Don’t Watch If You Dislike


When: October 13, 2012, 6.30 – 12.00 PM

Where: Link Point, Via Alessandro Monti 13, Brescia – Italy


“Suddenly one day some little fat girl in Ohio is going to be the new Mozart… and make a beautiful film with her father’s little camera-corder, and for once this whole professionalism about movies will be destroyed forever and it will become an art form.”Francis Ford Coppola, 1991


“Don’t Watch If You Dislike”. For a long time, this was the title of Wendyvainity’s YouTube Channel. Wendy is not a professional artist, she is not famous, she doesn’t take part in shows, biennials and other art events. She doesn’t have a gallery or collectors. What we know about her is that she lives in Australia in Adelaide’s suburbs, that she loves cats, gardening and “free stuff”.

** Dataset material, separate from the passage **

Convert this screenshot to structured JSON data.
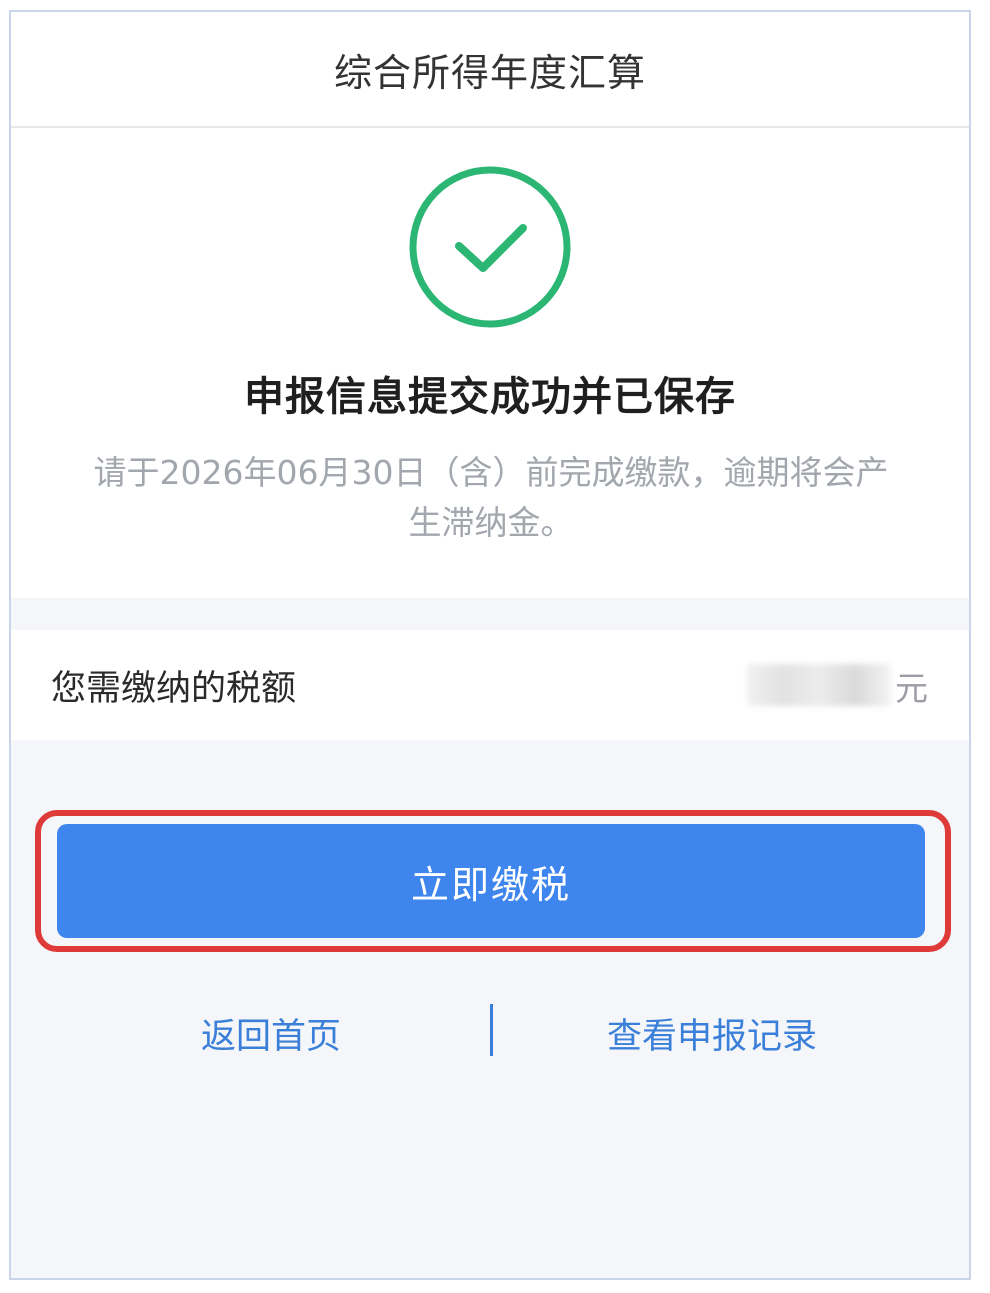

Wendy is one of the many web users that decided to take the risk and show her creative work online. Her creativity doesn’t follow the usual paths: her videos are rough, surreal, disturbing, genuine and inexplicably refreshing. The online amateur is the new “primitivist”. What’s unprofessional, low-definition, unseemly, sometimes extreme and crude seems to bear an higher rate of “truth”. This fashion, the same that brought to success reality shows, spread in any cultural field, and relates to the emergence of a global context in which users become prosumers, and cultural consumption becomes cultural exchange.

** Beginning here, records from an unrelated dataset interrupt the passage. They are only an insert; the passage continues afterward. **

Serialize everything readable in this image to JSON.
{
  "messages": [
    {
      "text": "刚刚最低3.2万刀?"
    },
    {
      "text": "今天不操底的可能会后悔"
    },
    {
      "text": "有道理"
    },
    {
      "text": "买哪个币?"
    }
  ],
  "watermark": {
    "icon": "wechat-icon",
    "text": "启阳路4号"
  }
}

This video selection is a small sampling of online amateur creativity, a patchy, vital cultural movement that happens outside of institutional frameworks and that is triggering a new culture, that fights against professionalization and forces us to rethink creativity and its role in society. What’s more surprising, however, is the way these new amateurs make use of aesthetics, languages and codes that belong to high contemporary art, more or less recent: remix, détournement, surreal, subversion of meaning, the collecting and reuse of archive material, the mix of highbrow and lowbrow. An heritage absorbed more or less willingly, but that comes to new life thanks to the wild life blood of the web.


Watch the playlist on YouTube:



Valentina Tanni is an art critic and curator. She is mainly interested in the relationship between art and new technologies, and she often works in multimedia publishing projects. She is one of the founders of Exibart and since 2011 she’s a member of Artribune‘s editorial staff.

She curated the Net section of the art show Media Connection (Rome and Milan, 2001), the exhibitions Netizens (Rome, 2002) and L’oading (Syracuse, 2003) and she collaborates with various digital arts Festivals (Interferenze, Peam). She is currently one of the guest curators of FotoGrafia. Festival Internazionale di Roma (photography and new media section // 2010-2012). She lives and works in Rome.